The big number of fraud in this area the illegals using bogus social-security numbers and the people allegedly still kicking at 110 years old . The family dealing with one or more deaths screw it the deceased was mostly fucked by our tax system their entire working life let it go

Gloriously Deplorable Paul
Gloriously Deplorable Paul
  Anonymous
April 16, 2020 1:14 pm

Fuggin Newsom in California is giving $500 each to illegals!

Trapped in Portlandia
Trapped in Portlandia
April 16, 2020 12:42 pm

Hell, dead people can vote in Chicago, why shouldn’t they get a stimulus check.

gman
gman
  Trapped in Portlandia
April 16, 2020 1:16 pm

“why shouldn’t they get a stimulus check”

because it’s not stimulus, it’s proto-ubi bait, and there’s no point in baiting a dead person.

BL
BL
  Administrator
April 16, 2020 12:57 pm

Why not Admin, they have been voting in elections for a hundred years, dead peoples need to be rewarded for thier service to the club.
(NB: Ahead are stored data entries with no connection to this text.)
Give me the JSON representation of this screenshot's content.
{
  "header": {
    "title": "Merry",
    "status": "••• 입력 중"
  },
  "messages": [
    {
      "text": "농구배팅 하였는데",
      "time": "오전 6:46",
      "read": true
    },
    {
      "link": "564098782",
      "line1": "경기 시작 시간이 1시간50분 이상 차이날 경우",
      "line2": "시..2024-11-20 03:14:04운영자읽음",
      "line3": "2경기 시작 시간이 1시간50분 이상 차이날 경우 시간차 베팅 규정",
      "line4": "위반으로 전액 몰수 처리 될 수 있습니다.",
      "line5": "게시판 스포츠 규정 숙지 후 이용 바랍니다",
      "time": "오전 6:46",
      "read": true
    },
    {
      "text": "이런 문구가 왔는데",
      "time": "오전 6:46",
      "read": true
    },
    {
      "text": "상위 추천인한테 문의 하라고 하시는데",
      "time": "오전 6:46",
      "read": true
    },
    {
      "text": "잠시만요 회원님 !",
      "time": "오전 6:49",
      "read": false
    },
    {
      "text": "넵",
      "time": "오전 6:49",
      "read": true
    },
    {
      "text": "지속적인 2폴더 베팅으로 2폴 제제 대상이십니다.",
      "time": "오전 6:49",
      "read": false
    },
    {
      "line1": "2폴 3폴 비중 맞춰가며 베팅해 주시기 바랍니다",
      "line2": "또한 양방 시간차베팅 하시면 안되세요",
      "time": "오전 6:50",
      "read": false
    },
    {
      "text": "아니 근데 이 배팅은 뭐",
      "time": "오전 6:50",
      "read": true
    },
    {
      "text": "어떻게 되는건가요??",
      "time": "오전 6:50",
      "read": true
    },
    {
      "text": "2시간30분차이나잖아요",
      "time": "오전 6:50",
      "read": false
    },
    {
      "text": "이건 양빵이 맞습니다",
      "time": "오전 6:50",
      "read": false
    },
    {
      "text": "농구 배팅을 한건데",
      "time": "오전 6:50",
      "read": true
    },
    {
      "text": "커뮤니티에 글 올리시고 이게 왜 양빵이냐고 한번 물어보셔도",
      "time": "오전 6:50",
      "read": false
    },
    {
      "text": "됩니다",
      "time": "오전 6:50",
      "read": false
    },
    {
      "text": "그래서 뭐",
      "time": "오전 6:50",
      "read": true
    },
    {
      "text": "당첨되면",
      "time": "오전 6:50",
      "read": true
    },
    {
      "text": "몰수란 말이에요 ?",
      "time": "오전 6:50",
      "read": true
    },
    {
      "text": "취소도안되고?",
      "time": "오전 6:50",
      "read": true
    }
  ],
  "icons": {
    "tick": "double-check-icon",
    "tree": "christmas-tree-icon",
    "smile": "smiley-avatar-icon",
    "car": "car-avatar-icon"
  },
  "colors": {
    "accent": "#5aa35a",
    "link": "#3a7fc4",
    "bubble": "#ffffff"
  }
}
EDIT: Sorry Trapped missed your post above, but I agree that we’re all in this together, dead or alive. (cough)

BL
BL
  BL
April 16, 2020 1:08 pm

Definition of a Death Wish;

Eating a bacon, egg and cheese on toast sammich cooked by a Cambodian National with NO GLOVES/ NO MASK on, which I did this morning (true). Bet I still get stimulus checks after the COVID gets me.

TC
TC
April 16, 2020 3:05 pm

A high school kid with no programming experience could whip up a python script in a couple hours to filter out database entries of the deceased. There’s no way incompetence explains this.